Scenarios of Geolocation-Based Services in Era of Blockchain & Distributed Ledger Tech

Feb 11, 2020 at 10:13 // News
Author
Coin Idol
Geolocation-based services might benefit from blockchain

The blockchain "system" promises to be able to scale back, by a wide margin, owing to the "power" of the internet platforms on which many of the current services offered through geolocation, such as Uber, Google, Airbnb, Amazon, Alibaba, to name the main ones. These companies are trying to integrate blockchain into their geolocation apps so they can serve the public better, in an effective, secure and transparent manner.

Identity in the future will also be digital and it is likely that, through blockchain and distributed ledger technology (DLT), the path of professional credibility will be independent of those platforms that today provide the services, hopefully increasing the degree of reliability of the will become transparent and accessible to all.

In the Beginning it was Geolocation

Historically, the most important technological innovations have been the inputs of so many economic revolutions and have opened the horizon to the development of new and unprecedented scenarios. In turn, a new economic scenario calls on the stage new actors whose very presence – be they workers or entrepreneurs – redraws the map and the interconnections between the social categories.

In the time of the Internet, these interconnections, as well as remain physical, have also taken the digital and virtual form, meaning the enlargement of the socio-economic network to a global dimension.

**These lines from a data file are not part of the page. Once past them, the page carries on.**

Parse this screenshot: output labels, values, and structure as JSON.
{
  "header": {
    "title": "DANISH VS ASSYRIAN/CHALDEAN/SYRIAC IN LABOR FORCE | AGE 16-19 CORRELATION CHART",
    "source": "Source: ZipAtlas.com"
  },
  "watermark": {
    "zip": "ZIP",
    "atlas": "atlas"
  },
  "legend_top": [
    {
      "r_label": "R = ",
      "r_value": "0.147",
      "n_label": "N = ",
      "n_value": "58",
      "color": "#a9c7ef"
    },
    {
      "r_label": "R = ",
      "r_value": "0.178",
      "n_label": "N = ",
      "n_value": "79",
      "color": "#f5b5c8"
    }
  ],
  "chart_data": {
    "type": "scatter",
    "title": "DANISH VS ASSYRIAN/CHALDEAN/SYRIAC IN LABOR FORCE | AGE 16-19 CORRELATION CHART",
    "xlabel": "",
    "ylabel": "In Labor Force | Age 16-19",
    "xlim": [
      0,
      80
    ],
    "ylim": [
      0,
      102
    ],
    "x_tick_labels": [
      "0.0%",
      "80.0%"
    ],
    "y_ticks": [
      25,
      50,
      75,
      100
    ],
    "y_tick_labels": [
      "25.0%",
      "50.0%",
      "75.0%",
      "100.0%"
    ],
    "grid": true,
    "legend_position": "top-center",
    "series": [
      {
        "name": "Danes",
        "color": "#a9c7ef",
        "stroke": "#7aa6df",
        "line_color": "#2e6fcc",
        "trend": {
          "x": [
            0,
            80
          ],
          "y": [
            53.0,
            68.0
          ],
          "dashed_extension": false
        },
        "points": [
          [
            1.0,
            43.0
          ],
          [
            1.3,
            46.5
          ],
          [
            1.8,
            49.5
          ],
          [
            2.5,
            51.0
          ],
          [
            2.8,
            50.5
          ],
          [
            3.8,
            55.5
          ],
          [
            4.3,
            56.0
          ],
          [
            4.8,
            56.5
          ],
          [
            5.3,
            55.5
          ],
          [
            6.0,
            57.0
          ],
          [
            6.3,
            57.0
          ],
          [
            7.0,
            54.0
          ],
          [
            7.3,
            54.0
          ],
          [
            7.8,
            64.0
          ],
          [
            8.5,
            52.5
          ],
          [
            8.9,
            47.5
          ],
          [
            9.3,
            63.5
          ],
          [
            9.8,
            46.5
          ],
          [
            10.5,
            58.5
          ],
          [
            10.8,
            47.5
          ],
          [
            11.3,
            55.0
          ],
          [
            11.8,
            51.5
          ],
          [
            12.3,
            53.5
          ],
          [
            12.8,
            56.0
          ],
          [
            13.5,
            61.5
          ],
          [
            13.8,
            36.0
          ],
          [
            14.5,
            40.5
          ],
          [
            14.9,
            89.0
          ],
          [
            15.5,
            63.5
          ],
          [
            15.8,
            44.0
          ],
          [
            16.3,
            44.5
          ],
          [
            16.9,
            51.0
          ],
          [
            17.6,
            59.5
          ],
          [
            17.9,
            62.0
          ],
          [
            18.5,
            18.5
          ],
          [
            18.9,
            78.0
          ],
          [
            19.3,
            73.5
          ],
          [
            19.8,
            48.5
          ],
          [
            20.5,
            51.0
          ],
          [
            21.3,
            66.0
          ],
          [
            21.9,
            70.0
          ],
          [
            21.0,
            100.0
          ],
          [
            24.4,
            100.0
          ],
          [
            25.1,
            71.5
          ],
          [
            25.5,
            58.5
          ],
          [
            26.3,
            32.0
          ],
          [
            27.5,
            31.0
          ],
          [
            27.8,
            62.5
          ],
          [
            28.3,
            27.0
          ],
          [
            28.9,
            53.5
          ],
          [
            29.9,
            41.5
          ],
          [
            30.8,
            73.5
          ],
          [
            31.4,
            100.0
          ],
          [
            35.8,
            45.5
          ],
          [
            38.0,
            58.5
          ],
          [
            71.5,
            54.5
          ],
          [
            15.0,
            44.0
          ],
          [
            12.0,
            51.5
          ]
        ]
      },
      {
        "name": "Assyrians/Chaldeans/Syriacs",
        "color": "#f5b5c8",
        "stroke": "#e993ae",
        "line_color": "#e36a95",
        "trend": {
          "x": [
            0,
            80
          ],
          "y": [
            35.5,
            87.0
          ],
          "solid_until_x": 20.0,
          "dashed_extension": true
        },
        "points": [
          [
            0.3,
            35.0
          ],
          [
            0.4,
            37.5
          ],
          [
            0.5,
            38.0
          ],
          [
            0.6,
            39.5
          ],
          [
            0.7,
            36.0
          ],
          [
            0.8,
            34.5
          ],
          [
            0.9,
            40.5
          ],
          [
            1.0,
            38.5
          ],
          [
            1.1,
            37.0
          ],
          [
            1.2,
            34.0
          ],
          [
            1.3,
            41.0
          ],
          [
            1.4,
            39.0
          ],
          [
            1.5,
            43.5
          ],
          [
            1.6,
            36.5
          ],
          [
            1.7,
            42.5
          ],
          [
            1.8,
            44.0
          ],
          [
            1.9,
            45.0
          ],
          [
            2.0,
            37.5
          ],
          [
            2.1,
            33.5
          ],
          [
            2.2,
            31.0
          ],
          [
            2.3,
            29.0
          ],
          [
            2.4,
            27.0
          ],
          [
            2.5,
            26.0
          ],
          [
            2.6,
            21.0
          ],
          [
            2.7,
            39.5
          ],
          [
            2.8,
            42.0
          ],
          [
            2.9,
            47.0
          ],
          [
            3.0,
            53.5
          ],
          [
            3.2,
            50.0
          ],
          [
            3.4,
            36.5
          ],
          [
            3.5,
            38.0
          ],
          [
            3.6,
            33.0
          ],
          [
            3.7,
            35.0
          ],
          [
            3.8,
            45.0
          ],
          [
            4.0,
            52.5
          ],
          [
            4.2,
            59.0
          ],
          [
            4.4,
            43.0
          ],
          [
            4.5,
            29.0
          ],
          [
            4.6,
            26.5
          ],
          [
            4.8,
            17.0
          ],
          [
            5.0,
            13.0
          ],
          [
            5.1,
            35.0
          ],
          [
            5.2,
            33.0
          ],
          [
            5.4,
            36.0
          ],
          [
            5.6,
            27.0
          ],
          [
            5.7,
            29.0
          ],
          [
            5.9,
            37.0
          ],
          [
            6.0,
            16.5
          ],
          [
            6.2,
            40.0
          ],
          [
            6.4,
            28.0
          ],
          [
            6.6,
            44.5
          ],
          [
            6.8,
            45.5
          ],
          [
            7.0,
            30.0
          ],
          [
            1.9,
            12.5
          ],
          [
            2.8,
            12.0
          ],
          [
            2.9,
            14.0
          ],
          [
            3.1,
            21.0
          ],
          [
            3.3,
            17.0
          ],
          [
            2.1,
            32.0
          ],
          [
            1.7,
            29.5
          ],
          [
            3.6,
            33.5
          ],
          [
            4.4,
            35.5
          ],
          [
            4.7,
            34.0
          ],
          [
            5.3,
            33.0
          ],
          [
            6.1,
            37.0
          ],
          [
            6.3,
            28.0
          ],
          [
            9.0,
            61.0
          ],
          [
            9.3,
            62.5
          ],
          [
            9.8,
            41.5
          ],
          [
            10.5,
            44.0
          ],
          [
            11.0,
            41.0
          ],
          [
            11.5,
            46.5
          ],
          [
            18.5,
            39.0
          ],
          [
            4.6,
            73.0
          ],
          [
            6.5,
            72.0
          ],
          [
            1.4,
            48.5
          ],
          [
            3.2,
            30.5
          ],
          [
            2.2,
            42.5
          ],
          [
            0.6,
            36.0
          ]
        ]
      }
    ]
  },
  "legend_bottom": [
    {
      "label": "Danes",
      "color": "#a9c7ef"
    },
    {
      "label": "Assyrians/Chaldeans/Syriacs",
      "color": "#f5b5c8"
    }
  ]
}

In terms of the market, this process has reversed the traditional perspective: it is no longer so important to have the right "product" as it is to identify the appropriate consumer. This is because the planetary connection has the incredible effect of making minorities "attractive market", because it expands the possibilities of representation: the smallness of an atypical type in a limited and geographically limited context can, on the contrary, become significant, not proportionally but numerically, in a context of globality. A good and abundant case studies will generate a statistic that, being not a prediction but a science, will allow us to reason in macro-numbers with a decent certainty.

Let's take a concrete example of what has been said so far: the invention of the geolocation. Although public opinion partially underestimates this technology, it has been a driving spark that can be compared in the steam engine or electricity.

In the past we relied on the sky and the stars to determine our position. In truth, few people knew how to do this, whereas today, thanks to the spread of active GPS systems on various devices, anyone can pinpoint with discreet certainty the place where it is located. This also means that they can be reached by a multitude of services, and therefore products, specifically linked to their position in the geographical space. Google's mapping can offer us the nearest markets, restaurants, churches, pharmacies, museums and so on. Potential customers, at that time are relevant precisely where they are, because with the same action they interface with stable commercial realities.

The geolocation, therefore, is no stranger to the connected market. To give a well-known example, think of Uber's platform, which has masterfully twisted the threads of these needs and opportunities.

But, again, technology disrupts yesterday's certainties and creates new panoramas. The blockchain "system" could change scenarios; consortia could be born by category of belonging structured on open and public blockchain chains that will somehow manage to limit the power, now sprawling, of internet monopolies.